Calef's map is given in Wheeler's Pentagoet. A MS. plan of the operations of the English fleet is among the Faden maps (no. 101), in the library of Congress. As a result of their success at Penobscot, the British government, the next year, attempted to erect Maine into a province under the name of New Ireland (Bancroft, x. 368; Barry's Mass.; Me. Hist. Soc. Coll., vii. 201).


CHAPTER VIII.

THE INDIANS AND THE BORDER WARFARE OF THE REVOLUTION.

BY ANDREW McFARLAND DAVIS,

American Antiquarian Society.

THE peace which followed the quelling of the Pontiac war gave opportunities for settlements to be pushed westward. The population on the border, rendered lawless by environment, was not likely to observe treaties. Fear of the Indians was more potent to restrain these restless men than dread of punishment by colonial authorities. Conflicts of colonial jurisdiction and disputed land claims added to the chronic confusion of the situation.

It needed all the tact and discretion of which that remarkable man, Sir William Johnson, was master to prevent outbreaks, and the danger was not over until the boundaries were adjusted with the Six Nations and other Indians, at Fort Stanwix, in 1768. There was far more cause for complaint against the English on the part of the tribes whom Sir William was able to control than on the part of the Senecas, who, in September, 1763, had surprised and scalped a working party with their guard. Encroachment upon their lands had also irritated the Mohawks, who particularly resented an attempt of a Connecticut company to colonize the valley of the Susquehanna. Early in the spring of 1763, the Connecticut company sought to secure Sir William's influence with the Indians in quieting the company's title, which was based upon the Connecticut charter and upon alleged Indian deeds. The company failed in this, as well as in an attempt to negotiate with the confederacy. The Indians, instead of granting a deed, sent to Connecticut a delegation of Mohawks, accompanied by Guy Johnson, to represent to the governor of that colony the peril with which further attempts at colonization would be attended.[1260] These efforts arrested the movements of the company, and for the time immigration was checked. They were not early enough, however, to prevent one of those horrible attacks which stand out in our memories as types of Indian warfare and which in the minds of many readers obscure all other conceptions of Indian character. A number of families had already settled in this region, under the auspices of the Connecticut company, and had built themselves homes near the present site of Wilkesbarré. On October 15, 1763, they were suddenly attacked by Indians, and one woman and nine men were killed and scalped. The rest of the inhabitants fled to the mountains, and such as did not perish worked their way through the wilderness to the nearest settlements. Their villages were destroyed, their cattle killed, and their crops laid waste. Avenging expeditions were promptly organized in Pennsylvania. One marched to the Delaware town at Wyoming, but found it deserted. Another laid waste the Delaware and Munsee towns on the west branch of the Susquehanna.

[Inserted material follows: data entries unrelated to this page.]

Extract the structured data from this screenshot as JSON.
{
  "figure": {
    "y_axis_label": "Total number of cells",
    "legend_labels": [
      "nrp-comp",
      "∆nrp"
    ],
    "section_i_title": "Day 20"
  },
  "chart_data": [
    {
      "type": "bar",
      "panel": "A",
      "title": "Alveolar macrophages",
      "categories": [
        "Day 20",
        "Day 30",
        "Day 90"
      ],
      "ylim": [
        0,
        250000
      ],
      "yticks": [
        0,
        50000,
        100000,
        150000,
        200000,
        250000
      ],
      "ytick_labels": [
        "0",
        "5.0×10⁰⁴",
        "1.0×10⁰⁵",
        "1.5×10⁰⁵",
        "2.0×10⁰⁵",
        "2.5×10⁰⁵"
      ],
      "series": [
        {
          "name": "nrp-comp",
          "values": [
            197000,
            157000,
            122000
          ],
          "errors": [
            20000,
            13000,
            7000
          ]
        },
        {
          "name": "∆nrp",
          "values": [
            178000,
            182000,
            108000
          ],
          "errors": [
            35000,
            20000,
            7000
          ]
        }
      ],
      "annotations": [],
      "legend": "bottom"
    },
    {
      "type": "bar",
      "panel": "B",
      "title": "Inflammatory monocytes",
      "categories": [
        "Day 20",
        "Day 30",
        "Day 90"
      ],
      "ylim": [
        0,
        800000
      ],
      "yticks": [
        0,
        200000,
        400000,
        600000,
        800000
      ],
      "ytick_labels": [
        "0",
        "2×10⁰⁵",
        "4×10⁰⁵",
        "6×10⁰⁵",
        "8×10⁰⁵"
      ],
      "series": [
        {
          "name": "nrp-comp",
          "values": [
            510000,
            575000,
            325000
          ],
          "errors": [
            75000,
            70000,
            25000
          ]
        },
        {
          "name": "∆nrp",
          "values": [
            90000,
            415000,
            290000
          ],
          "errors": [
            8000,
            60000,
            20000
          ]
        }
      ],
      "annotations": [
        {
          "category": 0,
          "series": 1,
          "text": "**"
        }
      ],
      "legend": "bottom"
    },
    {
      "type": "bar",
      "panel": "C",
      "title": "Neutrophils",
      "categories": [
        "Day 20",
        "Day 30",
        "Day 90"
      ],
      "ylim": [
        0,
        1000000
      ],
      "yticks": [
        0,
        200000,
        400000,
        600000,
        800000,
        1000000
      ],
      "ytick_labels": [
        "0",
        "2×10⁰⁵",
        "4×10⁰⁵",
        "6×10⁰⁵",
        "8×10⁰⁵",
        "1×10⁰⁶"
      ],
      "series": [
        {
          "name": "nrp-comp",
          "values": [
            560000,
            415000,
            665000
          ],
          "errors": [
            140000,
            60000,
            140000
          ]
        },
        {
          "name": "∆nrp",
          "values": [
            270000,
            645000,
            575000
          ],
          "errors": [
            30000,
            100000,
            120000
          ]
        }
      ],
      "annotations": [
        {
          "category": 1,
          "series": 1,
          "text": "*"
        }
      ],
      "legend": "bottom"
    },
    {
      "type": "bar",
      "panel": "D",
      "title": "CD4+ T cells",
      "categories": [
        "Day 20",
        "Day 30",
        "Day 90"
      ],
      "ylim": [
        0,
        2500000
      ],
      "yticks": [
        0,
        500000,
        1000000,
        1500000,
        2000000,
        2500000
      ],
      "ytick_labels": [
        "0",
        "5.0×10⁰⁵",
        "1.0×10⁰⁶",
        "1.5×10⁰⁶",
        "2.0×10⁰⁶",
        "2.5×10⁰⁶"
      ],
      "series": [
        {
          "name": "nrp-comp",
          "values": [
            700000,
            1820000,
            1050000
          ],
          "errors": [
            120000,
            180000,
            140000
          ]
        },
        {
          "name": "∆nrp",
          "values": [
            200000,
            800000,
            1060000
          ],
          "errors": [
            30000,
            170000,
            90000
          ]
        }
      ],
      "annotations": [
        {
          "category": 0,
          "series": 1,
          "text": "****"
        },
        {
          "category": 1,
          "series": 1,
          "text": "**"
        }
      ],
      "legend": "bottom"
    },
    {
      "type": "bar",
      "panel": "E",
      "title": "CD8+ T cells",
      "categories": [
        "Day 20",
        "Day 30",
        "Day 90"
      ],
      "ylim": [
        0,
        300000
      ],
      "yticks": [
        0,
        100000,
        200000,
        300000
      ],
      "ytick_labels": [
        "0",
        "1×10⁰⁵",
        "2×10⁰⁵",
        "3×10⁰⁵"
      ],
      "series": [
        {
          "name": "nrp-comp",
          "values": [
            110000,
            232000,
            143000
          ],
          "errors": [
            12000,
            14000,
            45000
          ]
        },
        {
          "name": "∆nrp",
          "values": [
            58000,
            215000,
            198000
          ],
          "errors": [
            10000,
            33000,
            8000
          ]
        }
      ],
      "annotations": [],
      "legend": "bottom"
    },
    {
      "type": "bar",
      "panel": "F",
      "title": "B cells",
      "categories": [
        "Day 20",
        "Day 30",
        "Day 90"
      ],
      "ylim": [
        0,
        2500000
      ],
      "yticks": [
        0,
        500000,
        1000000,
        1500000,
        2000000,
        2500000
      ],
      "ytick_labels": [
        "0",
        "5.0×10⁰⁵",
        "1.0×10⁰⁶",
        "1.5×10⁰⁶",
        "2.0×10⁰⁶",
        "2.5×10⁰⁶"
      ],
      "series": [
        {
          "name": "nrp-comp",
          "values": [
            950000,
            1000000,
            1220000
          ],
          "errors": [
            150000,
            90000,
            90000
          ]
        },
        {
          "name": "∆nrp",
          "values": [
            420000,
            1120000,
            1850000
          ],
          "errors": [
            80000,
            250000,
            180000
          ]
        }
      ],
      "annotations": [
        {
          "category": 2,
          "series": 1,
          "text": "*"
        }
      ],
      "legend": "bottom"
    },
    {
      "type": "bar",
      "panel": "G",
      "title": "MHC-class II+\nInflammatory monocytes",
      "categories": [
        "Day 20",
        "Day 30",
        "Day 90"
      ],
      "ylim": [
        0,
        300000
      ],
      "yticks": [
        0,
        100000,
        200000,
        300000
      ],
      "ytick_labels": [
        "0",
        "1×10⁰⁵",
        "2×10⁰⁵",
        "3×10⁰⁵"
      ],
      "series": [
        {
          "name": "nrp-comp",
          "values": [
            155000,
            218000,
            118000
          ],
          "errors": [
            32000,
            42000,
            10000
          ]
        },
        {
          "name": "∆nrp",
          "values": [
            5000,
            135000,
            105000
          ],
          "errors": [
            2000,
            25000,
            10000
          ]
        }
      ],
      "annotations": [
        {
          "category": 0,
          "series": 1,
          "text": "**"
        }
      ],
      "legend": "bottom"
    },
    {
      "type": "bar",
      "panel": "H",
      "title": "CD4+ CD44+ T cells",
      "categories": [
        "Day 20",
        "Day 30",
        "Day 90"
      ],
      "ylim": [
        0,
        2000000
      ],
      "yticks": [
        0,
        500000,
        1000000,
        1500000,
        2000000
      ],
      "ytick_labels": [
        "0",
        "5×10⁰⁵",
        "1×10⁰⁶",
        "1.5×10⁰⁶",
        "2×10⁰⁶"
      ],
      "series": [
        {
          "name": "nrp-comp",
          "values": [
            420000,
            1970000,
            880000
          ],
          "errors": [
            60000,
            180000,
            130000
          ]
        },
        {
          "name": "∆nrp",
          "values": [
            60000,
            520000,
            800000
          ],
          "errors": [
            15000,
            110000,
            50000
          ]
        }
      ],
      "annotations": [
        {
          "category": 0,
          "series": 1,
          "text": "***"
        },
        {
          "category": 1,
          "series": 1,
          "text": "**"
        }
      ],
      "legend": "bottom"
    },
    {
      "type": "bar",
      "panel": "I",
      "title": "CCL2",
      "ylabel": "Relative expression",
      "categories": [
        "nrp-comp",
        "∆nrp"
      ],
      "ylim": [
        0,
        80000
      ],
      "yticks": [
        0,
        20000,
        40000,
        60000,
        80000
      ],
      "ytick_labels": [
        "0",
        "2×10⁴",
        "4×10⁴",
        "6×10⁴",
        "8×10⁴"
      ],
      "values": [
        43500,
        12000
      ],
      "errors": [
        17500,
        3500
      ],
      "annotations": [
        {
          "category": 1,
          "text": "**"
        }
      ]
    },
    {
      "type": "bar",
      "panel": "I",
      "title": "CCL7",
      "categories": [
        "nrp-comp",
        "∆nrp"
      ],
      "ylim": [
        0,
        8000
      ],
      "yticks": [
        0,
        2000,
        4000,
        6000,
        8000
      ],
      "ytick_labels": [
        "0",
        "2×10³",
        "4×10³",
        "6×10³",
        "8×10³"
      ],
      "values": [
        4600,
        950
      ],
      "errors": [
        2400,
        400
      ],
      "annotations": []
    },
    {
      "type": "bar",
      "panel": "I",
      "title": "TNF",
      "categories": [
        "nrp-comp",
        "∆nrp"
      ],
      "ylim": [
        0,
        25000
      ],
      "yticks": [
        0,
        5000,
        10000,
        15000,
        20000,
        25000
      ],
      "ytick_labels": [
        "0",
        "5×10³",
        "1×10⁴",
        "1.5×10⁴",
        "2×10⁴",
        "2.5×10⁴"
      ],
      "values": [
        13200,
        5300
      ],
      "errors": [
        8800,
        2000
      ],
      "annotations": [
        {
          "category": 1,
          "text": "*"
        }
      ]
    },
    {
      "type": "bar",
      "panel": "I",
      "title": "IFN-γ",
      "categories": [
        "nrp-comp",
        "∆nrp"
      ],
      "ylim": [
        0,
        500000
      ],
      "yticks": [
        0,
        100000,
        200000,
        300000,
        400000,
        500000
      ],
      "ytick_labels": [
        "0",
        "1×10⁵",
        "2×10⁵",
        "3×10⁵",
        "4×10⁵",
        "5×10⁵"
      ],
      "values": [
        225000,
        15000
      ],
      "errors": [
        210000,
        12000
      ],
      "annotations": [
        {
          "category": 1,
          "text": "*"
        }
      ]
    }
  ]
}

The Moravian Indians at Wyoming, who had taken no part in the massacre of the Connecticut settlers, removed for safety to Gnadenhütten, whence they were taken to Philadelphia for greater security. At Paxton, Pennsylvania, the inhabitants assembled secretly, and attacked a settlement of the harmless Conestogoes. The cause for this wicked slaughter has never been clearly explained,[1261] but the subsequent memorials of the rioters seem to indicate that it was part of a general plan to exterminate the Indians. Whatever the motive, popular approval was strong enough to shield the perpetrators of such shameless deeds.[1262] The entire band of the Conestogoes was exterminated,[1263] and their town was destroyed. The first attack was made on them on the night of the 14th of December, when this band of murderers surrounding the town, killed all who happened to be there. Those Indians who were absent took refuge in Lancaster, where they were lodged in a public building, spoken of by some as the workhouse, by some as the jail. On the 27th, their enemies followed them to this refuge, and in cold blood slaughtered them all, men, women, and children, indiscriminately.